With newspapers croaking right and left, American citizens are justifiably wondering what or who is going to fill the local-paper vacuum. To that end, a handful of companies have tried to float new local news models.
So far, most have failed (WaPo’s Loudoun County experiment, for example). Google boss Tim Armstrong, however, seems to be on the right track with his new company, Patch.
Judging from the site, which has created a few New Jersey “patches,” the model is to have a small group of reporters and editors write some original news content, with the community contributing events, classifieds, etc. This makes sense.
Any effort left entirely to the community with no editorial oversight will fail (editors do serve a purpose). As will any attempt to create a full-blown newsroom (the ad revenue just won’t support it).
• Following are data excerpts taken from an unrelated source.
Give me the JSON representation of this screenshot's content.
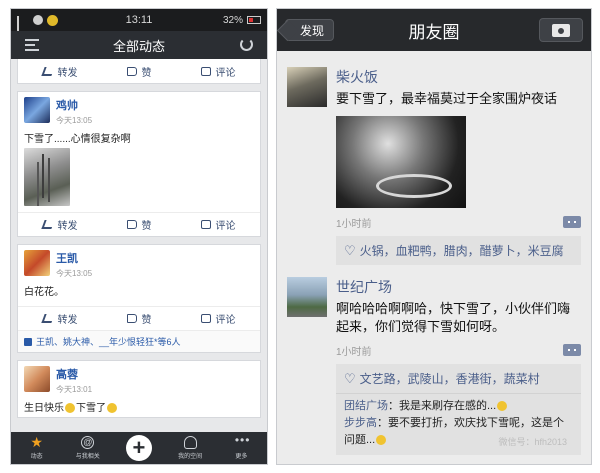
{
  "left": {
    "status": {
      "time": "13:11",
      "battery": "32%"
    },
    "header": {
      "title": "全部动态"
    },
    "top_actions": {
      "share": "转发",
      "like": "赞",
      "comment": "评论"
    },
    "posts": [
      {
        "name": "鸡帅",
        "time": "今天13:05",
        "text": "下雪了......心情很复杂啊",
        "actions": {
          "share": "转发",
          "like": "赞",
          "comment": "评论"
        }
      },
      {
        "name": "王凯",
        "time": "今天13:05",
        "text": "白花花。",
        "actions": {
          "share": "转发",
          "like": "赞",
          "comment": "评论"
        },
        "likes": "王凯、姚大神、__年少恨轻狂*等6人"
      },
      {
        "name": "高蓉",
        "time": "今天13:01",
        "text_a": "生日快乐",
        "text_b": "下雪了"
      }
    ],
    "tabs": {
      "feed": "动态",
      "mentions": "与我相关",
      "plus": "+",
      "profile": "我的空间",
      "more": "更多"
    }
  },
  "right": {
    "header": {
      "back": "发现",
      "title": "朋友圈"
    },
    "moments": [
      {
        "name": "柴火饭",
        "text": "要下雪了，最幸福莫过于全家围炉夜话",
        "time": "1小时前",
        "likes": "火锅，血粑鸭，腊肉，醋萝卜，米豆腐"
      },
      {
        "name": "世纪广场",
        "text": "啊哈哈哈啊啊哈，快下雪了，小伙伴们嗨起来，你们觉得下雪如何呀。",
        "time": "1小时前",
        "likes": "文艺路，武陵山，香港街，蔬菜村",
        "comments": [
          {
            "name": "团结广场",
            "text": "我是来刷存在感的..."
          },
          {
            "name": "步步高",
            "text": "要不要打折，欢庆找下雪呢，这是个问题..."
          }
        ]
      }
    ],
    "watermark": "微信号：hfh2013"
  }
}
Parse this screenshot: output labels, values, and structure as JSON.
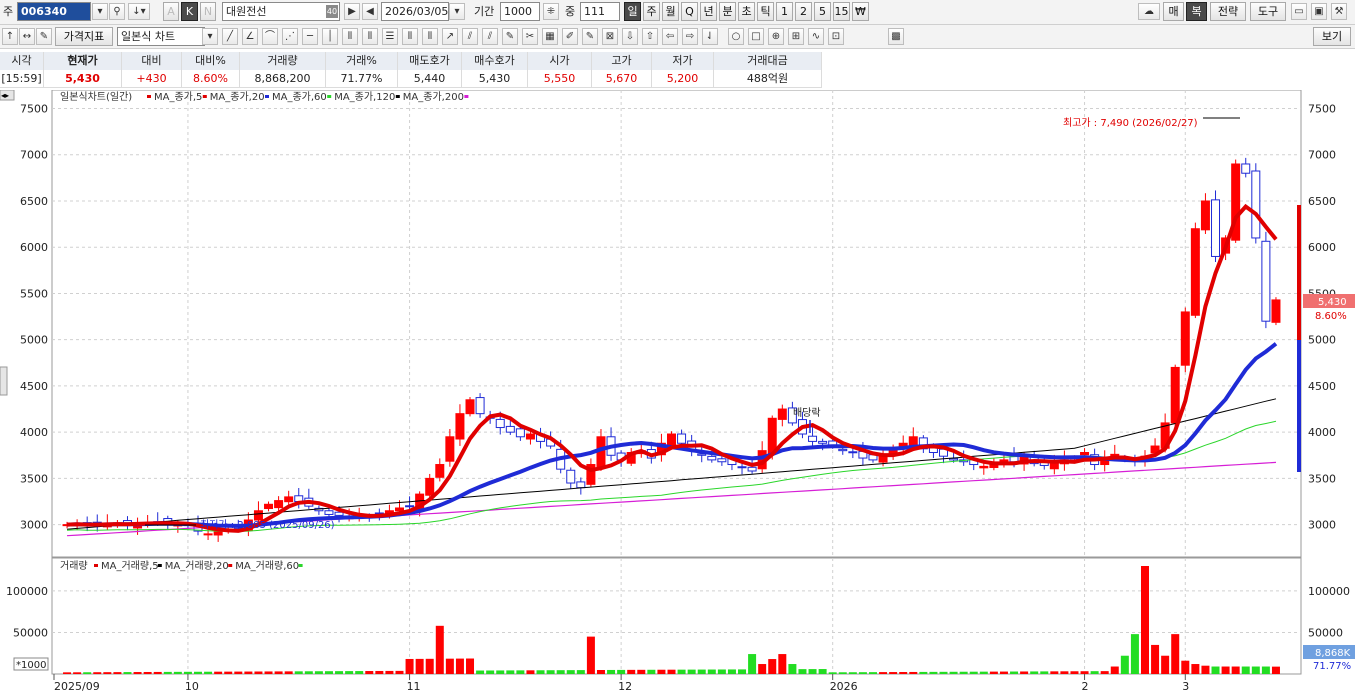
{
  "toolbar1": {
    "market_label": "주",
    "code": "006340",
    "stock_name": "대원전선",
    "stock_name_badge": "40",
    "date": "2026/03/05",
    "period_label": "기간",
    "period_value": "1000",
    "count_label": "중",
    "count_value": "111",
    "k_label": "K",
    "n_label": "N",
    "a_label": "A",
    "periods": [
      "일",
      "주",
      "월",
      "Q",
      "년",
      "분",
      "초",
      "틱",
      "1",
      "2",
      "5",
      "15",
      "₩"
    ],
    "right_buttons": [
      "매",
      "복",
      "전략",
      "도구"
    ]
  },
  "toolbar2": {
    "indicator_button": "가격지표",
    "chart_type": "일본식 차트",
    "view_button": "보기"
  },
  "quote": {
    "headers": [
      "시각",
      "현재가",
      "대비",
      "대비%",
      "거래량",
      "거래%",
      "매도호가",
      "매수호가",
      "시가",
      "고가",
      "저가",
      "거래대금"
    ],
    "values": [
      "[15:59]",
      "5,430",
      "+430",
      "8.60%",
      "8,868,200",
      "71.77%",
      "5,440",
      "5,430",
      "5,550",
      "5,670",
      "5,200",
      "488억원"
    ]
  },
  "price_legend": {
    "title": "일본식차트(일간)",
    "items": [
      {
        "label": "MA_종가,5",
        "color": "#e00000"
      },
      {
        "label": "MA_종가,20",
        "color": "#e00000"
      },
      {
        "label": "MA_종가,60",
        "color": "#1f2bd6"
      },
      {
        "label": "MA_종가,120",
        "color": "#2bd62b"
      },
      {
        "label": "MA_종가,200",
        "color": "#000000"
      }
    ],
    "last_marker_color": "#d61fd6"
  },
  "volume_legend": {
    "title": "거래량",
    "items": [
      {
        "label": "MA_거래량,5",
        "color": "#e00000"
      },
      {
        "label": "MA_거래량,20",
        "color": "#000000"
      },
      {
        "label": "MA_거래량,60",
        "color": "#e00000"
      }
    ],
    "last_marker_color": "#2bd62b",
    "unit": "*1000"
  },
  "annotations": {
    "high": "최고가 : 7,490 (2026/02/27)",
    "low": "최저가 : 2,885 (2025/09/26)",
    "dividend": "배당락"
  },
  "right_panel": {
    "price_tag": "5,430",
    "pct_tag": "8.60%",
    "vol_tag": "8,868K",
    "vol_pct": "71.77%"
  },
  "chart_data": [
    {
      "type": "candlestick",
      "title": "일본식차트(일간)",
      "y_ticks": [
        3000,
        3500,
        4000,
        4500,
        5000,
        5500,
        6000,
        6500,
        7000,
        7500
      ],
      "ylim": [
        2650,
        7700
      ],
      "x_tick_labels": [
        "2025/09",
        "10",
        "11",
        "12",
        "2026",
        "2",
        "3"
      ],
      "grid": true,
      "series_names": [
        "MA_종가,5",
        "MA_종가,20",
        "MA_종가,60",
        "MA_종가,120",
        "MA_종가,200"
      ],
      "ohlc_note": "approximate daily candles read from chart",
      "closes": [
        3000,
        3010,
        2990,
        3000,
        3010,
        3020,
        3000,
        3010,
        3020,
        3030,
        3010,
        3000,
        2990,
        2930,
        2900,
        2920,
        2950,
        2960,
        3050,
        3150,
        3220,
        3260,
        3300,
        3250,
        3200,
        3150,
        3110,
        3100,
        3090,
        3080,
        3090,
        3120,
        3150,
        3180,
        3200,
        3330,
        3500,
        3650,
        3950,
        4200,
        4350,
        4200,
        4150,
        4050,
        4000,
        3950,
        3980,
        3900,
        3850,
        3600,
        3450,
        3400,
        3650,
        3950,
        3750,
        3700,
        3780,
        3800,
        3720,
        3880,
        3980,
        3880,
        3800,
        3750,
        3700,
        3680,
        3650,
        3620,
        3580,
        3800,
        4150,
        4250,
        4100,
        3980,
        3900,
        3880,
        3850,
        3800,
        3780,
        3720,
        3700,
        3760,
        3800,
        3880,
        3950,
        3820,
        3780,
        3740,
        3700,
        3680,
        3650,
        3630,
        3650,
        3700,
        3680,
        3750,
        3660,
        3640,
        3670,
        3700,
        3720,
        3780,
        3650,
        3720,
        3760,
        3720,
        3690,
        3740,
        3850,
        4100,
        4700,
        5300,
        6200,
        6500,
        5900,
        6100,
        6900,
        6800,
        6100,
        5200,
        5430
      ],
      "ma5_end": 5640,
      "ma20_end": 5150,
      "ma60_end": 4300,
      "ma120_end": 4010,
      "ma200_end": 3680,
      "high": 7490,
      "low": 2885
    },
    {
      "type": "bar",
      "title": "거래량",
      "unit": "*1000",
      "y_ticks": [
        50000,
        100000
      ],
      "ylim": [
        0,
        130000
      ],
      "values_note": "volume in thousands, approximate",
      "peaks": [
        {
          "label": "11",
          "value": 58000
        },
        {
          "label": "11/24",
          "value": 45000
        },
        {
          "label": "2/26",
          "value": 130000
        },
        {
          "label": "2/25",
          "value": 48000
        },
        {
          "label": "3/03",
          "value": 48000
        },
        {
          "label": "last",
          "value": 8868
        }
      ]
    }
  ]
}
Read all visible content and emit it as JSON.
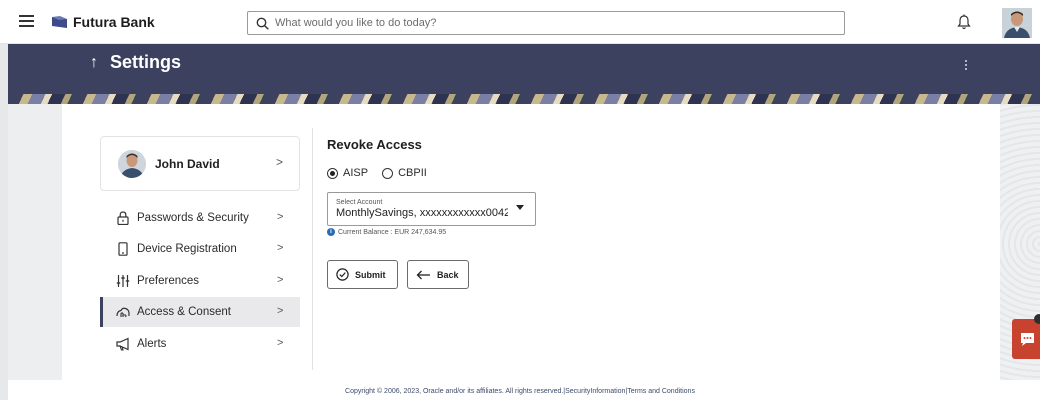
{
  "topbar": {
    "brand_name": "Futura Bank",
    "search_placeholder": "What would you like to do today?"
  },
  "header": {
    "title": "Settings"
  },
  "profile": {
    "name": "John David"
  },
  "nav": {
    "items": [
      {
        "label": "Passwords & Security",
        "icon": "lock-icon"
      },
      {
        "label": "Device Registration",
        "icon": "device-icon"
      },
      {
        "label": "Preferences",
        "icon": "sliders-icon"
      },
      {
        "label": "Access & Consent",
        "icon": "cloud-hand-icon",
        "active": true
      },
      {
        "label": "Alerts",
        "icon": "megaphone-icon"
      }
    ]
  },
  "form": {
    "title": "Revoke Access",
    "radio_options": [
      "AISP",
      "CBPII"
    ],
    "selected_option": "AISP",
    "select_label": "Select Account",
    "select_value": "MonthlySavings, xxxxxxxxxxxx0042",
    "balance_text": "Current Balance : EUR 247,634.95",
    "submit_label": "Submit",
    "back_label": "Back"
  },
  "footer": {
    "text": "Copyright © 2006, 2023, Oracle and/or its affiliates. All rights reserved.|SecurityInformation|Terms and Conditions"
  },
  "colors": {
    "header_bg": "#3d4160",
    "chat_button": "#c7432f",
    "info_icon": "#2a6db5"
  }
}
Based on the early beta product for the towns in New Jersey, Patch is still missing a couple of elements:
- Aggregation. There is no way one or two reporters can produce enough content to keep the community happy. The site needs to link to or run the work of others to be successful.
- Automated journalism. The site has to take advantage of all the content that is or will eventually be available online for most communities: High school sports schedules/scores, real-estate sales, police records, deaths, births, etc. This stuff is a big reason people read local newspapers, but there’s no way Patch can afford to create it from scratch. So it needs the engineering team to find ways to incorporate and link to it automatically.
There’s a strong team here, though (see About page), as well as a boatload of money (see Tim Armstrong). And the beta product gets enough right that the company would seem to have an excellent opportunity to get the business right, too. Too bad the Journal Register, et al, didn’t think of this while they still had some cash flow.